Irene Sola Canto Yo Y La Montana: Baila

The Primal Scream of the Pyrenees: Deconstructing Irene Solà’s Canto yo y la montaña baila

In the landscape of contemporary European literature, few debuts have felt as seismic—or as wild—as Irene Solà’s Canto yo y la montaña baila (published in English as When I Sing, the Mountain Dances). Since its original publication in Catalan by Editorial Anagrama in 2019, the novel has traversed linguistic borders, gathering a constellation of awards including the prestigious Premi Llibreter and the European Union Prize for Literature.

3. Gender and the Wild

The most powerful human voice in the book belongs to Dolceta, the witch. Her monologue about her own trial is a scathing critique of patriarchy. She describes how the village men called her a witch simply because she knew how to stop bleeding, how to induce labor, how to read the stars. Solà aligns female knowledge (herbalism, midwifery) with the intelligence of the forest. To kill the witch is to silence the mountain.
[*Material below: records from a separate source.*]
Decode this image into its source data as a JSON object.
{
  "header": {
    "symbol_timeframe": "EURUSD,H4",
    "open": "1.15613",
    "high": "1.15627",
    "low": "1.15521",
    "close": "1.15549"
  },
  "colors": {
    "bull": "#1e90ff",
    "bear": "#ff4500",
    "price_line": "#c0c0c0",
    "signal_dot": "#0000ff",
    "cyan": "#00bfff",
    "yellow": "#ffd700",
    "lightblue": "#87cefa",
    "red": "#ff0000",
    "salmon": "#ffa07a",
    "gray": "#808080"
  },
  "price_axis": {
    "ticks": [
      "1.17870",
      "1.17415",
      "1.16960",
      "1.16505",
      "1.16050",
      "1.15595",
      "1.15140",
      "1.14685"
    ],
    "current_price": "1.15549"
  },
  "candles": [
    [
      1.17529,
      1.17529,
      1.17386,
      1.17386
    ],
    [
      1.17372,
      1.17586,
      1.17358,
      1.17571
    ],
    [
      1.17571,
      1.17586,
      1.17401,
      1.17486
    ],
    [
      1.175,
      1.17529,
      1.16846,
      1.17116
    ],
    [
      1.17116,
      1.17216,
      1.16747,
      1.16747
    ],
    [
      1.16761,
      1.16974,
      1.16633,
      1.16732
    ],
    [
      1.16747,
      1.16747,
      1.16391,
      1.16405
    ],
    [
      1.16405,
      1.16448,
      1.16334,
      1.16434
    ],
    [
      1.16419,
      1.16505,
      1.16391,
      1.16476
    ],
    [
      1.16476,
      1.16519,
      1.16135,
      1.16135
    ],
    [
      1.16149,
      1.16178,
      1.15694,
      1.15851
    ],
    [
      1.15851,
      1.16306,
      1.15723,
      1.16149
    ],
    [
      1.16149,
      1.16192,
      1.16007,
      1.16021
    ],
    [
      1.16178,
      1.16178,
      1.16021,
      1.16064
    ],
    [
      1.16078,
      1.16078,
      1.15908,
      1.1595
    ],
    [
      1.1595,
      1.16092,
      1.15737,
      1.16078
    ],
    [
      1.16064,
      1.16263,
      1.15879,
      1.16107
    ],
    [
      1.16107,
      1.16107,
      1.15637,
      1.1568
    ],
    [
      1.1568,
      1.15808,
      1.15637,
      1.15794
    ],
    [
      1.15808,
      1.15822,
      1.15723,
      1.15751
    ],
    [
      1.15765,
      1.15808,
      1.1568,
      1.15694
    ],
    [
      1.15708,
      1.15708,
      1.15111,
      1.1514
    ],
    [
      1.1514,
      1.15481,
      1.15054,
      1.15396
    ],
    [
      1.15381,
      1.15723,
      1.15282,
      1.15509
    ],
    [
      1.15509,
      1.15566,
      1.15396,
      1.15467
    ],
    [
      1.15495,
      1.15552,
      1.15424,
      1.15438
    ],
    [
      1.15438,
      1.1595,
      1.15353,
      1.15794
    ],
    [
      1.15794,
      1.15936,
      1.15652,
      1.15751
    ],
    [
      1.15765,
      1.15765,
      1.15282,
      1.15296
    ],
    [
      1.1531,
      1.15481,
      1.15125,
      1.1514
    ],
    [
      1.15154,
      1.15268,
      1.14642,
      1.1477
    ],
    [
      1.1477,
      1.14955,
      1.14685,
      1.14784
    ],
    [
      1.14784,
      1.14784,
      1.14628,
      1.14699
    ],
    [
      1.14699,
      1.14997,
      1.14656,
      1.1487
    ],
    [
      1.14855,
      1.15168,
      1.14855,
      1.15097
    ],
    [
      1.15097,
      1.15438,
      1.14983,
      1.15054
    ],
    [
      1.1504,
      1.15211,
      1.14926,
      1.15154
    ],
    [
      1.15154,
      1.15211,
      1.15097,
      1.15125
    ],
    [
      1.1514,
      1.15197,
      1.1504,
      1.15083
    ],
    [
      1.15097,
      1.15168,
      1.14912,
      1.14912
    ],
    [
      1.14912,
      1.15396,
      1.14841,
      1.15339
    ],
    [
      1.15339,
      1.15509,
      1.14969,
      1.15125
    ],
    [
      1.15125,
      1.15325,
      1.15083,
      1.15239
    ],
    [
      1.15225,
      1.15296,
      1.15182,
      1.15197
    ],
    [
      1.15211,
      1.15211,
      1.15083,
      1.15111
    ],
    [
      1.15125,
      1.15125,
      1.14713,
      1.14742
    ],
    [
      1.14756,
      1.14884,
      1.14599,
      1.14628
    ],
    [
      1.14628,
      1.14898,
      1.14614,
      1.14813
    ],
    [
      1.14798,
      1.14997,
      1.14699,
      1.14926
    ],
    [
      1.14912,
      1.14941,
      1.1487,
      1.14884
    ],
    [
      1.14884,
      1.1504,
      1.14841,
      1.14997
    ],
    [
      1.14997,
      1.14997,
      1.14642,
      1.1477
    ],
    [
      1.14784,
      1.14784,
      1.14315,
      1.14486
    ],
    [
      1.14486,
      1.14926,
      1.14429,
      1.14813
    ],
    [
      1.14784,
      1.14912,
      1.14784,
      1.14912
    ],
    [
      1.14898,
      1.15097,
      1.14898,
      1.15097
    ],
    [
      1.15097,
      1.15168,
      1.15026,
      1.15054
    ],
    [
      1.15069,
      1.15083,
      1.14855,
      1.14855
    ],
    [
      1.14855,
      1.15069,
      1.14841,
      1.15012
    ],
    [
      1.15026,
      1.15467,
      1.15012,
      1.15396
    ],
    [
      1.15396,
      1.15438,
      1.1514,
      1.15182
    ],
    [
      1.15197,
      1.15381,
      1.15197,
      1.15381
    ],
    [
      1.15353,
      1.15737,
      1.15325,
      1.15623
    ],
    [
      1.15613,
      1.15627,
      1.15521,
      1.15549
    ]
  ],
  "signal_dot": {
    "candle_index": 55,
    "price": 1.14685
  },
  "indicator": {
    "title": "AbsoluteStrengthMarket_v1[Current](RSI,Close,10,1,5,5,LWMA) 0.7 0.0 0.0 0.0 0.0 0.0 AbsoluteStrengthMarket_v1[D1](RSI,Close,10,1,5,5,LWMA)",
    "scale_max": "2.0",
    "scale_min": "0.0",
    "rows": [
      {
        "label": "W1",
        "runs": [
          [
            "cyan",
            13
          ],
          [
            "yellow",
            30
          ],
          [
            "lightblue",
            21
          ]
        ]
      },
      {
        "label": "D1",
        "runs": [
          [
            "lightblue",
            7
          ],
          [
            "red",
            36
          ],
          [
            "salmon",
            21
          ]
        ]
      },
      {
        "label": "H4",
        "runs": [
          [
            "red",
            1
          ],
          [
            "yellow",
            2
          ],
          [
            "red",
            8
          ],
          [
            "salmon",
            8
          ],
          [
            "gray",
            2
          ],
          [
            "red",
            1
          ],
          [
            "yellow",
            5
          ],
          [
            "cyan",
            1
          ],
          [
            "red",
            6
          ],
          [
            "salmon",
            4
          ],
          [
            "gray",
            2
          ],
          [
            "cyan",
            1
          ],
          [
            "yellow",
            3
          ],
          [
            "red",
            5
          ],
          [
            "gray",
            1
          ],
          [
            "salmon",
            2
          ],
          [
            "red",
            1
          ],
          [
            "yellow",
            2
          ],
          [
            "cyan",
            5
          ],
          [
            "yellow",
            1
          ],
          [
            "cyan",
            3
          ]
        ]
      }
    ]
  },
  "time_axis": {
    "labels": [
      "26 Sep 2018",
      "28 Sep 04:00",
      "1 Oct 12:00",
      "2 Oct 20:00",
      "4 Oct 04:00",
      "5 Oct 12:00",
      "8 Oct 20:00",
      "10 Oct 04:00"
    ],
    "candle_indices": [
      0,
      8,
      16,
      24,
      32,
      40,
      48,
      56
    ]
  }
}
Historical Trauma: The lingering shadows of the Spanish Civil War and the witch trials of the past that still haunt the soil. irene sola canto yo y la montana baila

When I Sing, Mountains Dance by Irene Solà book review | The TLS

Canto yo y la montaña baila (English: When I Sing, Mountains Dance) by Irene Solà is a polyphonic, lyrical novel set in the high Pyrenees that gives voice to everything from humans and animals to clouds and mushrooms. It is a celebration of Catalan culture and the interconnectedness of nature and history. Plot & Setting The Primal Scream of the Pyrenees: Deconstructing Irene

Non-Linear Plot: Rather than a standard chronological plot, the book is fragmentary and atmospheric. It follows several generations of a family, starting with the tragic death of Domènec, a farmer-poet struck by lightning, and continuing through the lives of his widow Sió and their children.
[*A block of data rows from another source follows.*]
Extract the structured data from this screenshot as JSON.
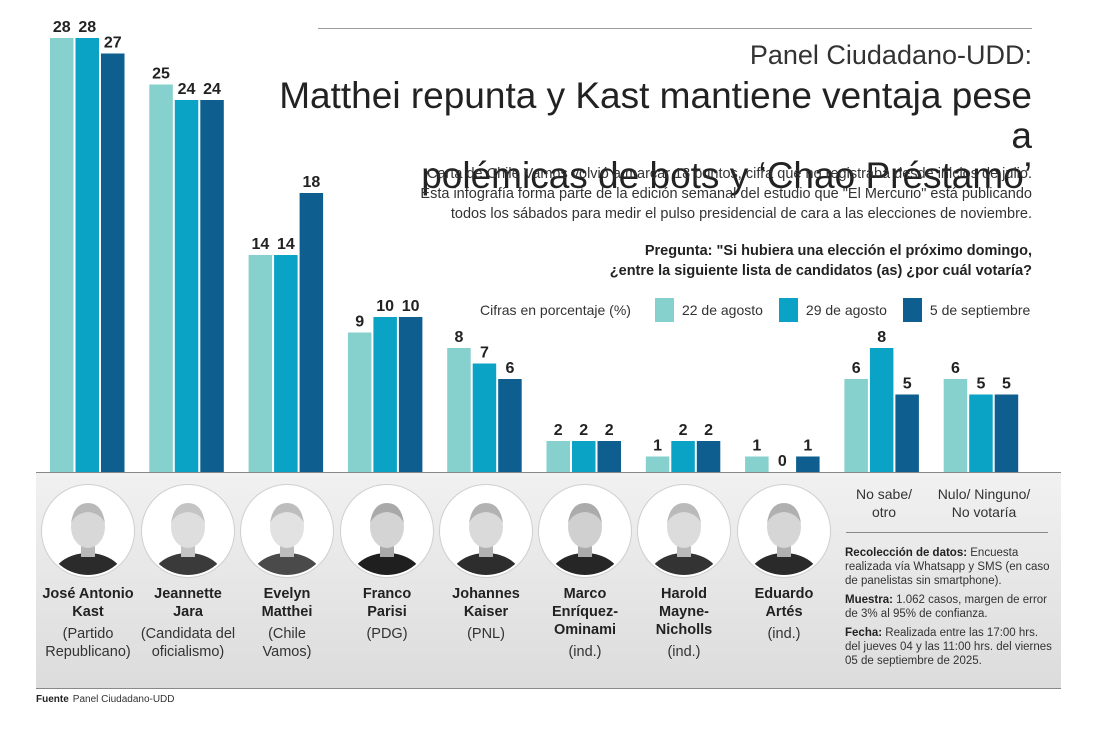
{
  "header": {
    "kicker": "Panel Ciudadano-UDD:",
    "headline_1": "Matthei repunta y Kast mantiene ventaja pese a",
    "headline_2": "polémicas de bots y ‘Chao Préstamo’",
    "intro_1": "Carta de Chile Vamos volvió a marcar 18 puntos, cifra que no registraba desde inicios de julio.",
    "intro_2": "Esta infografía forma parte de la edición semanal del estudio que \"El Mercurio\" está publicando",
    "intro_3": "todos los sábados para medir el pulso presidencial de cara a las elecciones de noviembre.",
    "question_1": "Pregunta: \"Si hubiera una elección el próximo domingo,",
    "question_2": "¿entre la siguiente lista de candidatos (as) ¿por cuál votaría?"
  },
  "legend": {
    "note": "Cifras en porcentaje (%)"
  },
  "chart_data": {
    "type": "bar",
    "categories": [
      "José Antonio Kast",
      "Jeannette Jara",
      "Evelyn Matthei",
      "Franco Parisi",
      "Johannes Kaiser",
      "Marco Enríquez-Ominami",
      "Harold Mayne-Nicholls",
      "Eduardo Artés",
      "No sabe/ otro",
      "Nulo/ Ninguno/ No votaría"
    ],
    "series": [
      {
        "name": "22 de agosto",
        "color": "#86d0cd",
        "values": [
          28,
          25,
          14,
          9,
          8,
          2,
          1,
          1,
          6,
          6
        ]
      },
      {
        "name": "29 de agosto",
        "color": "#0aa3c6",
        "values": [
          28,
          24,
          14,
          10,
          7,
          2,
          2,
          0,
          8,
          5
        ]
      },
      {
        "name": "5 de septiembre",
        "color": "#0e5f8f",
        "values": [
          27,
          24,
          18,
          10,
          6,
          2,
          2,
          1,
          5,
          5
        ]
      }
    ],
    "ylim": [
      0,
      28
    ],
    "unit": "%"
  },
  "candidates": [
    {
      "name_1": "José Antonio",
      "name_2": "Kast",
      "party_1": "(Partido",
      "party_2": "Republicano)"
    },
    {
      "name_1": "Jeannette",
      "name_2": "Jara",
      "party_1": "(Candidata del",
      "party_2": "oficialismo)"
    },
    {
      "name_1": "Evelyn",
      "name_2": "Matthei",
      "party_1": "(Chile",
      "party_2": "Vamos)"
    },
    {
      "name_1": "Franco",
      "name_2": "Parisi",
      "party_1": "(PDG)",
      "party_2": ""
    },
    {
      "name_1": "Johannes",
      "name_2": "Kaiser",
      "party_1": "(PNL)",
      "party_2": ""
    },
    {
      "name_1": "Marco",
      "name_2": "Enríquez-",
      "name_3": "Ominami",
      "party_1": "(ind.)",
      "party_2": ""
    },
    {
      "name_1": "Harold",
      "name_2": "Mayne-",
      "name_3": "Nicholls",
      "party_1": "(ind.)",
      "party_2": ""
    },
    {
      "name_1": "Eduardo",
      "name_2": "Artés",
      "party_1": "(ind.)",
      "party_2": ""
    }
  ],
  "other_labels": {
    "no_sabe_1": "No sabe/",
    "no_sabe_2": "otro",
    "nulo_1": "Nulo/ Ninguno/",
    "nulo_2": "No votaría"
  },
  "methods": {
    "recoleccion_label": "Recolección de datos:",
    "recoleccion_text": "Encuesta realizada vía Whatsapp y SMS (en caso de panelistas sin smartphone).",
    "muestra_label": "Muestra:",
    "muestra_text": "1.062 casos, margen de error de 3% al 95% de confianza.",
    "fecha_label": "Fecha:",
    "fecha_text": "Realizada entre las 17:00 hrs. del jueves 04 y las 11:00 hrs. del viernes 05 de septiembre de 2025."
  },
  "source": {
    "label": "Fuente",
    "text": "Panel Ciudadano-UDD"
  }
}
. By granting agency to the non-human world, Solà suggests that the mountains are not a backdrop for human drama, but active participants in it. Violence and Vitality The landscape is steeped in history and trauma, from the Spanish Civil War Gender and the Wild The most powerful human

A paper on Irene Solà’s novel Canto jo i la muntanya balla (When I Sing, Mountains Dance) typically focuses on its posthumanist polyphony and its unique blend of Catalan folklore and landscape agency.